Page 109 of Wife Number One

I raised a hand on autopilot to tuck the stray strands behind her ear.

She flinched away.

I blinked. Realizing what I’d been about to do.

Fuck.

The expression in her eyes instantly changed to one of fear, and horror rocketed through me. Scaring her had been the absolute last thing I wanted.

I drew my hands back, putting them up, fingers open, palms facing her, as nonthreatening as possible. “Please don’t go. I came in here to cry too, and it would be nice to not be the only one.”

She stopped. Blinked. But at least she didn’t seem so scared anymore. She’d also stopped crying. “Really?”

I gave her a half-smile, just relieved the fear had disappeared from her expression. “Okay, no. But I swear, I’m harmless.” I picked up my doctor’s badge. “I’m a doctor. Dr. Grayson. See? But you don’t have to call me that. Most people just call me Gray. Or you can call me Fred, if you want.”

She blinked. “Um…I think Dr. Grayson is fine.”

I let out an overexaggerated sigh of relief. “Oh, thank God. Because Fred gets shortened to Red, and then to…” I gave a fake shudder. “Ed.” I screwed up my face at her. “I cannot pull off Ed.”

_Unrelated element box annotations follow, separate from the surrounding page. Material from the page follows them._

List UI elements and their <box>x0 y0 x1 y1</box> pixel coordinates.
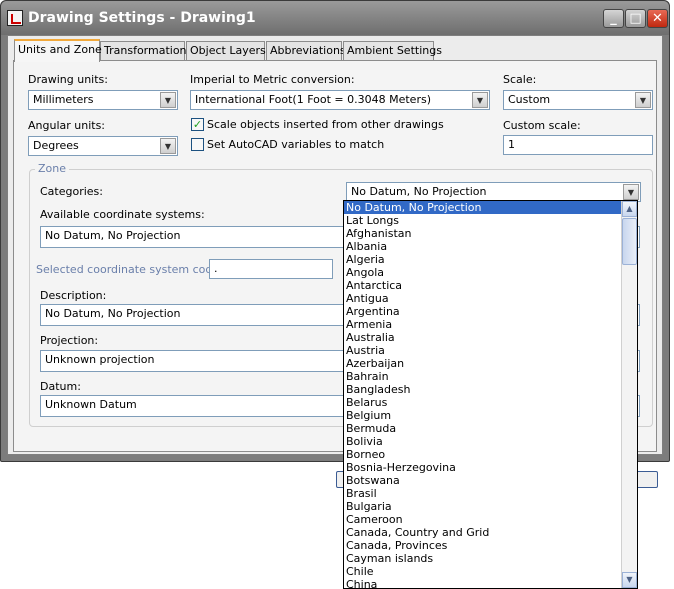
maximize-button[interactable]: □ <box>625 9 646 28</box>
available-systems-label: Available coordinate systems: <box>40 208 205 221</box>
dropdown-item[interactable]: Cayman islands <box>344 552 621 565</box>
dropdown-item[interactable]: Azerbaijan <box>344 357 621 370</box>
scroll-up-icon[interactable]: ▲ <box>622 201 637 217</box>
dropdown-item[interactable]: Bolivia <box>344 435 621 448</box>
custom-scale-input[interactable]: 1 <box>503 135 653 155</box>
dropdown-item[interactable]: Bosnia-Herzegovina <box>344 461 621 474</box>
dropdown-item[interactable]: Belarus <box>344 396 621 409</box>
dropdown-item[interactable]: Brasil <box>344 487 621 500</box>
categories-label: Categories: <box>40 185 103 198</box>
set-autocad-label: Set AutoCAD variables to match <box>207 138 385 151</box>
tab-transformation[interactable]: Transformation <box>100 41 187 61</box>
description-label: Description: <box>40 289 107 302</box>
scale-select[interactable]: Custom ▼ <box>503 90 653 110</box>
selected-code-label: Selected coordinate system code: <box>36 263 223 276</box>
categories-dropdown-list[interactable]: No Datum, No Projection Lat Longs Afghanis… <box>343 200 638 589</box>
zone-group-title: Zone <box>35 162 70 175</box>
dropdown-item[interactable]: Afghanistan <box>344 227 621 240</box>
tab-units-and-zone[interactable]: Units and Zone <box>14 39 102 62</box>
scale-objects-label: Scale objects inserted from other drawin… <box>207 118 444 131</box>
drawing-units-value: Millimeters <box>33 93 94 106</box>
close-button[interactable]: ✕ <box>647 9 668 28</box>
dropdown-item[interactable]: Albania <box>344 240 621 253</box>
scale-objects-checkbox[interactable]: ✓ <box>191 118 204 131</box>
dropdown-item[interactable]: Cameroon <box>344 513 621 526</box>
drawing-units-select[interactable]: Millimeters ▼ <box>28 90 178 110</box>
chevron-down-icon[interactable]: ▼ <box>623 184 639 200</box>
tab-abbreviations[interactable]: Abbreviations <box>266 41 346 61</box>
categories-select[interactable]: No Datum, No Projection ▼ <box>346 182 641 202</box>
dropdown-item[interactable]: Lat Longs <box>344 214 621 227</box>
dropdown-item[interactable]: Bahrain <box>344 370 621 383</box>
conversion-label: Imperial to Metric conversion: <box>190 73 355 86</box>
set-autocad-checkbox[interactable] <box>191 138 204 151</box>
dropdown-item[interactable]: No Datum, No Projection <box>344 201 621 214</box>
minimize-button[interactable]: _ <box>603 9 624 28</box>
categories-value: No Datum, No Projection <box>351 185 487 198</box>
dropdown-item[interactable]: Antarctica <box>344 279 621 292</box>
dropdown-item[interactable]: China <box>344 578 621 588</box>
chevron-down-icon[interactable]: ▼ <box>160 92 176 108</box>
angular-units-value: Degrees <box>33 139 79 152</box>
dropdown-items: No Datum, No Projection Lat Longs Afghanis… <box>344 201 621 588</box>
dropdown-item[interactable]: Argentina <box>344 305 621 318</box>
dropdown-item[interactable]: Australia <box>344 331 621 344</box>
dropdown-item[interactable]: Bulgaria <box>344 500 621 513</box>
title-bar[interactable]: Drawing Settings - Drawing1 _ □ ✕ <box>1 1 669 35</box>
dropdown-item[interactable]: Algeria <box>344 253 621 266</box>
conversion-select[interactable]: International Foot(1 Foot = 0.3048 Meter… <box>190 90 490 110</box>
autocad-app-icon <box>7 10 23 26</box>
dropdown-item[interactable]: Austria <box>344 344 621 357</box>
dropdown-item[interactable]: Borneo <box>344 448 621 461</box>
window-title: Drawing Settings - Drawing1 <box>28 10 256 26</box>
custom-scale-label: Custom scale: <box>503 119 581 132</box>
conversion-value: International Foot(1 Foot = 0.3048 Meter… <box>195 93 431 106</box>
chevron-down-icon[interactable]: ▼ <box>160 138 176 154</box>
angular-units-select[interactable]: Degrees ▼ <box>28 136 178 156</box>
dropdown-item[interactable]: Canada, Provinces <box>344 539 621 552</box>
dropdown-item[interactable]: Angola <box>344 266 621 279</box>
dropdown-item[interactable]: Belgium <box>344 409 621 422</box>
scale-value: Custom <box>508 93 551 106</box>
scale-label: Scale: <box>503 73 537 86</box>
angular-units-label: Angular units: <box>28 119 106 132</box>
dropdown-item[interactable]: Antigua <box>344 292 621 305</box>
tab-object-layers[interactable]: Object Layers <box>186 41 266 61</box>
chevron-down-icon[interactable]: ▼ <box>635 92 651 108</box>
dropdown-item[interactable]: Canada, Country and Grid <box>344 526 621 539</box>
dropdown-scrollbar[interactable]: ▲ ▼ <box>621 201 637 588</box>
datum-label: Datum: <box>40 380 81 393</box>
projection-label: Projection: <box>40 334 99 347</box>
chevron-down-icon[interactable]: ▼ <box>472 92 488 108</box>
selected-code-input[interactable]: . <box>209 259 333 279</box>
dropdown-item[interactable]: Botswana <box>344 474 621 487</box>
drawing-units-label: Drawing units: <box>28 73 108 86</box>
dropdown-item[interactable]: Bangladesh <box>344 383 621 396</box>
dropdown-item[interactable]: Armenia <box>344 318 621 331</box>
scrollbar-thumb[interactable] <box>622 218 637 265</box>
tab-ambient-settings[interactable]: Ambient Settings <box>343 41 442 61</box>
scroll-down-icon[interactable]: ▼ <box>622 572 637 588</box>
dropdown-item[interactable]: Bermuda <box>344 422 621 435</box>
dropdown-item[interactable]: Chile <box>344 565 621 578</box>
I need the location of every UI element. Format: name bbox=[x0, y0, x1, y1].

A muscle near her mouth twitched, and something inside me celebrated like I’d just made a touchdown from the twenty-yard line.

If she thought I was even remotely funny, then my entire day was made.

I wanted this woman to like me. I could already tell she wasn’t the type to care about money or the doctorate I’d worked my ass off for.

Which only left me with funny. And sweet.

Or whatever the hell else she wanted me to be. But I was betting on funny and sweet for right now at least.

“Maybe you should just stick to Dr. Grayson,” she admitted.

I dropped my mouth open in mock outrage. “You mean you don’t think I can pull off Ed either? This is very upsetting.” I picked a glove from the box mounted on the wall and breathed into it like I was hyperventilating.

Then winked at her and blew one long, deep breath into it, inflating the glove into a balloon and tying it where it would normally snap around your wrist. “That’s your daughter out there, right?” I jerked my head back toward triage.

Her mouth pulled into a straight line. “Yes.”

“With your husband?”

She shook her head quickly. “Oh, no. He’s just a friend.”

Interesting. There was no wedding ring on her finger, but that guy out there had protected her like she was his.

I’d always respected marriage vows. I’d never once hit on a woman wearing a ring. Never had any desire to try to tempt one away from their partner like some of my college roommates had made a sport out of doing. It had been a whole thing. Picking up lonely wives in bars whose husbands ignored them. Young college guys and lonely wives went together like peanut butter and jelly.

Just not for me.

But this woman, hell. Maybe I would have been tempted. But all the better if she was single.

I hid a smile and picked up a Sharpie from the container of pens and markers on the exam room table, scribbling some little marks over my makeshift balloon.

Then I flipped it upside down and presented it to her. “It’s an elephant,” I explained. “See? The thumb is the trunk…”

She cocked her head to one side, studying my creation, clearly trying to decipher my squiggles and lines.

Clearly, I wasn’t as clever as I thought.

“I promise, I’m a much better doctor than I am an artist.” I pushed it toward her again. “Maybe your daughter will like it though.”